The fall chill hasn't set in yet in Brooklyn, so I meditate in Prospect Park most of the time. Sometimes when I get back home from meditating, my wife asks me something like, "How was your meditation?"
She's just being nice, of course, and I often respond with something simple. But the truth is that by meditating, I'm trying to escape self-judgment. If I'm comparing one meditation session to another, I'm doing it wrong — the point is to simply watch each breath, to focus on that breath, and to step behind the waterfall of endless thoughts and feelings.
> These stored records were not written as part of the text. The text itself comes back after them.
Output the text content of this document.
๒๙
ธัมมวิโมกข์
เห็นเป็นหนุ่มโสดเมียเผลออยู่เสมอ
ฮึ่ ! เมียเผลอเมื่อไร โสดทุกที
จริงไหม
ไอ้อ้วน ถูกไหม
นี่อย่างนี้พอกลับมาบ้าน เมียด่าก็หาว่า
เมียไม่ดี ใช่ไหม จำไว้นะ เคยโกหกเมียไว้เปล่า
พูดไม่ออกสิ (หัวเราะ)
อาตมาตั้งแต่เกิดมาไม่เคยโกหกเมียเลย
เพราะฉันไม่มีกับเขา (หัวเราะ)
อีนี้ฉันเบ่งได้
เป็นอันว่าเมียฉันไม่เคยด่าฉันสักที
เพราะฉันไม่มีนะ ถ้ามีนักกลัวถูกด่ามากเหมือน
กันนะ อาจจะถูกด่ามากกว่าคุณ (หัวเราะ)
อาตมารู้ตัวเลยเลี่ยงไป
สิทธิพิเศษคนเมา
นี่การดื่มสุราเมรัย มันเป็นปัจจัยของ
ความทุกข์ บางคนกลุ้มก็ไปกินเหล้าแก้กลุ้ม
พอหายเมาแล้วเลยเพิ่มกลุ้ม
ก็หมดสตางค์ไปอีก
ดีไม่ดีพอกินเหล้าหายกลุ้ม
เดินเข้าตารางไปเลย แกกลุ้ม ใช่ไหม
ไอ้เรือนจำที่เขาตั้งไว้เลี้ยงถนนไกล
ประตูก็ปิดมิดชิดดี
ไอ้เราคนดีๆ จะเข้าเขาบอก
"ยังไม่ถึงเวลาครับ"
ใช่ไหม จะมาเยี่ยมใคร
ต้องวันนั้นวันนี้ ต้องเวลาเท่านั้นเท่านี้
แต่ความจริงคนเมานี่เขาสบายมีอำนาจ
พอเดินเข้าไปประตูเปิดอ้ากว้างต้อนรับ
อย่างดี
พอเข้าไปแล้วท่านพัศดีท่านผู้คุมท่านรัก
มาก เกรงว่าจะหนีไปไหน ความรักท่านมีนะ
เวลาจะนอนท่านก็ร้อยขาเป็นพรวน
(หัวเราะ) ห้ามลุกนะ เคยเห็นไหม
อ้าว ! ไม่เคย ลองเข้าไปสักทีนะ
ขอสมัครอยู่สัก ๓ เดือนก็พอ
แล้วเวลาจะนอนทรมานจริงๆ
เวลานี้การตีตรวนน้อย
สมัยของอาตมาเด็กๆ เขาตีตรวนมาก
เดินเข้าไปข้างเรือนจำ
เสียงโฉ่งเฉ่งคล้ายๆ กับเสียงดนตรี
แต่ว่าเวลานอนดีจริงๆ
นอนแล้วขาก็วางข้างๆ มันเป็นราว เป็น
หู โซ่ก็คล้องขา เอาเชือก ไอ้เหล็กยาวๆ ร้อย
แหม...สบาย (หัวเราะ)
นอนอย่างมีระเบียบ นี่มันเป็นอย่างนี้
Whether you're talking about secular mindfulness meditation, traditional Buddhist meditation, or any of the many other types of meditation out there, the goal isn't to go for as long or as many days in a row as possible. The goal — always — is to just to be aware of your thoughts and self.
But Headspace tries to make a game of meditation, tracking how long you meditate and how many days in a row you've had a meditation session. The idea, like all such efforts, is to encourage you to keep coming back to the app to improve your scores or keep your streak going.
However, given what meditation is supposed to be about, that game aspect feels tremendously out of place and counterproductive. My colleague Rich Feloni highlighted the danger after he went far deeper down the Headspace rabbit hole than I did.
"On days when I'm tired or running behind schedule, I've found myself faking a meditation session by fast-forwarding the lesson so the app thinks I actually sat through it," Feloni wrote. "Whatever it takes to keep the streak going!"
This is exactly the kind of behavior that an app for guided meditation shouldn't encourage.